When stabilisation and optimisation meet: a codesign approach
Project Leader: Dragan Nesic
Collaborators: Romain Postoyan (CNRS, Nancy, France) Lucian Busoniu (TU Cluj-Napoca, Romania)
Primary Contact: Dragan Nesic (firstname.lastname@example.org)
Keywords: control and signal processing; defence
Disciplines: Electrical & Electronic Engineering
The next generation of engineered systems need to perform complex tasks with precision, and be robust, resilient and adaptive to their environment enabled by the confluence of control, optimisation, learning and computation. Understanding the interplay between robust stability and optimisation is key to this endeavor. Many techniques, such as model predictive control and reinforcement learning, rely on an intricate interplay between an optimisation-based control algorithm and an optimisation routine used to calculate the control law. This project aims to develop a general design framework for stability, suboptimality and robustness of such algorithms, that can be used in range of novel applications, such as driverless cars and drones.

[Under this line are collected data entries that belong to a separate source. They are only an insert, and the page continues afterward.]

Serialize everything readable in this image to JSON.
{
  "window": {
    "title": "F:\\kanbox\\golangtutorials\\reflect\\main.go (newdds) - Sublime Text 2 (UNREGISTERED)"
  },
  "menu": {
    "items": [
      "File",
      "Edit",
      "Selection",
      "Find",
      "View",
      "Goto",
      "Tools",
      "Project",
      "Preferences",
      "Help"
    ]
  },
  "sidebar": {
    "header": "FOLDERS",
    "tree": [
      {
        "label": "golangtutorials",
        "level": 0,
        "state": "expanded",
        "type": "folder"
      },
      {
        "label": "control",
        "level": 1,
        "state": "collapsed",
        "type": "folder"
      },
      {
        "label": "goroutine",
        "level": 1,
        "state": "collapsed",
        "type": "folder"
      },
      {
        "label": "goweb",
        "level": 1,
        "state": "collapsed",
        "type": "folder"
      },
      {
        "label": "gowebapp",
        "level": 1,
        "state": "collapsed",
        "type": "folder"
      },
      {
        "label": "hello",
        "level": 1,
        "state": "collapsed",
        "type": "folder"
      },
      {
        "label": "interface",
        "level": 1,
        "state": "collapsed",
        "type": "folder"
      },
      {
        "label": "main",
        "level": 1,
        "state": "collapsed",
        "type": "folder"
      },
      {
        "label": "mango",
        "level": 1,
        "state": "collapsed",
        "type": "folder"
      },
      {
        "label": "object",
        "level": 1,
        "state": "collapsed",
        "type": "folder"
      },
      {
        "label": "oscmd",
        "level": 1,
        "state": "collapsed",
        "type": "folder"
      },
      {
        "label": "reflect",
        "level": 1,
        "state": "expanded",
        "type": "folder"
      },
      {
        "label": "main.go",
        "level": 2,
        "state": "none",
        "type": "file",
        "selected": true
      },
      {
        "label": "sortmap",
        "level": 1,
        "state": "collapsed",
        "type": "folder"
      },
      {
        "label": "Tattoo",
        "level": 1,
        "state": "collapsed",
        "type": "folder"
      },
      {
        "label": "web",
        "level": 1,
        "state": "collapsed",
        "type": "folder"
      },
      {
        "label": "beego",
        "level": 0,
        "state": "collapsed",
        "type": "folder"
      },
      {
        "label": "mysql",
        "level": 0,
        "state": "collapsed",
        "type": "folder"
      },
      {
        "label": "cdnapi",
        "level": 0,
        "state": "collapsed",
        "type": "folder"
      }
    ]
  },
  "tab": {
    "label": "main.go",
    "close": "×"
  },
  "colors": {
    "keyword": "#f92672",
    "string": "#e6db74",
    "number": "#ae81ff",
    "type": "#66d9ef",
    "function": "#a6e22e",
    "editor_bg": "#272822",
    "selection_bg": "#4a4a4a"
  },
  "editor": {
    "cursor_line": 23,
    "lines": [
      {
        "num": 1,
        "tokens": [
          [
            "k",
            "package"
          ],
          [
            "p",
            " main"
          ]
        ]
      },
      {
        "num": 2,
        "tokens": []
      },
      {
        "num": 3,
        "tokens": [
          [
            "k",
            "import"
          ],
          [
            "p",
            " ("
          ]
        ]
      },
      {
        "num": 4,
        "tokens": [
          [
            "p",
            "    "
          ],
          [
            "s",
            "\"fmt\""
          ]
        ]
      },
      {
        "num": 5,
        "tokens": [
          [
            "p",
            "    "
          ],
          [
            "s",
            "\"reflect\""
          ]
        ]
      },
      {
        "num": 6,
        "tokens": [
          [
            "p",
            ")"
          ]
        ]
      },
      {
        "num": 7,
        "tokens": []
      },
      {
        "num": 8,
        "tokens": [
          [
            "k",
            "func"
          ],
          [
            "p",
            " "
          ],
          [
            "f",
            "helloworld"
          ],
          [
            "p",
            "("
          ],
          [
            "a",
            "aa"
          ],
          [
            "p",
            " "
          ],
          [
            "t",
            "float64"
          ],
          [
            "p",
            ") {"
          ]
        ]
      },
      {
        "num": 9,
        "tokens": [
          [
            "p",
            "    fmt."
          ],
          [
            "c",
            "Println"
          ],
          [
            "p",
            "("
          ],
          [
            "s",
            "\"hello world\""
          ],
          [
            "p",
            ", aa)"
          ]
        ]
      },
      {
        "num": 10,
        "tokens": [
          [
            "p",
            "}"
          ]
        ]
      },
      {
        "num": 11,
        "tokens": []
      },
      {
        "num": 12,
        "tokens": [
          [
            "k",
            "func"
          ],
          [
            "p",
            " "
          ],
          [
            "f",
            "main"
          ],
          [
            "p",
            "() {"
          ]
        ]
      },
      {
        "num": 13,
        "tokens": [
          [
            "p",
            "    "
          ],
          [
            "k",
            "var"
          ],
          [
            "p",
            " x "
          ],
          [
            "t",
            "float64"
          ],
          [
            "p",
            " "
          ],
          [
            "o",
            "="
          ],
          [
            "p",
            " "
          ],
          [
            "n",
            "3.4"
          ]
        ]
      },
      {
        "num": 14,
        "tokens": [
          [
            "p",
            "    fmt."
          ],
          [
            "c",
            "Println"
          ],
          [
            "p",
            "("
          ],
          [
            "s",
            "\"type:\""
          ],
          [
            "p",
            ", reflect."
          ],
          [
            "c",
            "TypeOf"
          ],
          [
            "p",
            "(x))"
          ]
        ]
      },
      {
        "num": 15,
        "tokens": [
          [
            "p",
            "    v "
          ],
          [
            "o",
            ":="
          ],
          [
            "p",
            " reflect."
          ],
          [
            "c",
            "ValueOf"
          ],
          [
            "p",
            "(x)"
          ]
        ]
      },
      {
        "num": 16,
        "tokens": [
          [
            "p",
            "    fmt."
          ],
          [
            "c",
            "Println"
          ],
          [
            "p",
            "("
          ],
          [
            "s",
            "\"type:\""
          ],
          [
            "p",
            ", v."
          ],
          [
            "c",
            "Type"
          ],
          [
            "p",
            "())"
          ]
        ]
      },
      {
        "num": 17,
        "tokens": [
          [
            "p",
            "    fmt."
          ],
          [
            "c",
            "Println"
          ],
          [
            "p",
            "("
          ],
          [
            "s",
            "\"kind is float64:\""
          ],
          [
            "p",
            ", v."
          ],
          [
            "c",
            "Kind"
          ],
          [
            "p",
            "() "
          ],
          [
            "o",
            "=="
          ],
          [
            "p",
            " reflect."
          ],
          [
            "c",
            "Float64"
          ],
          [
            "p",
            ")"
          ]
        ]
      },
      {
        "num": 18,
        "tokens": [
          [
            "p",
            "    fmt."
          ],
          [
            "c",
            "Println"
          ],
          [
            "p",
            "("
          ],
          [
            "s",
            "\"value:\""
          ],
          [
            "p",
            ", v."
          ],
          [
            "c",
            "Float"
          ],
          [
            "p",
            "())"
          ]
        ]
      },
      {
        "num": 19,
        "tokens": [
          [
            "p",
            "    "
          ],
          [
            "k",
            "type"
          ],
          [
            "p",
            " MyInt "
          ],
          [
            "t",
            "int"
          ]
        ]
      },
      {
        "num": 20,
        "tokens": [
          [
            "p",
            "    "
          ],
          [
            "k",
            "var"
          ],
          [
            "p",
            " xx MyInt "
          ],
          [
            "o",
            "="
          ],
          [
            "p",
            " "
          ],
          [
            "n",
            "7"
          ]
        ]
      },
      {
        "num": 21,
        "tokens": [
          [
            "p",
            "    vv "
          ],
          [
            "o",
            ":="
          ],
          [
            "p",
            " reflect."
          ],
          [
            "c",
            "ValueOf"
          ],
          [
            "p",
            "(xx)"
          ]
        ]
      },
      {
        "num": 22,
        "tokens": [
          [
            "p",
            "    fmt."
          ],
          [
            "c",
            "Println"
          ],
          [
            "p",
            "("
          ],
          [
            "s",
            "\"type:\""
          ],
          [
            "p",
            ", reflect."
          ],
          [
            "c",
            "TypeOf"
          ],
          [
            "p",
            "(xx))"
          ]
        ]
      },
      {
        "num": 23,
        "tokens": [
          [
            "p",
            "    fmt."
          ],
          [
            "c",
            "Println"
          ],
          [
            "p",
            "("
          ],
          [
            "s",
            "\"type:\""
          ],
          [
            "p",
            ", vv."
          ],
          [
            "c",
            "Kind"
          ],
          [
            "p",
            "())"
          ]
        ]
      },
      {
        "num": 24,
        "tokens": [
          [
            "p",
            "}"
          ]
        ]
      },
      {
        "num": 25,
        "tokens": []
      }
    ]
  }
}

This project will enable the design of advanced control algorithms used in cyber-physical systems by understanding in depth the stabilising, near-optimality and robustness features of optimisation-based control algorithms, such as model predictive control and approximate dynamic programming. The capabilities of these cyber-physical systems will be enhanced considerably by careful designs of their ‘brain’, which can learn about their environment, adapt to it and perform complex tasks with precision.
Operating autonomously, the next generation of engineered systems will be essential for smart highways, driverless cars, swarms of drones, various types of robots and advanced manufacturing systems to name a few examples. It will impact transportation, environmental monitoring and defence, improving our quality of life in overpopulated cities, providing better use of our energy and water, reduce pollution and waste as well as maintaining a competitive edge in the global market.
This project is funded by the Australian Research Council Discovery Grants Program.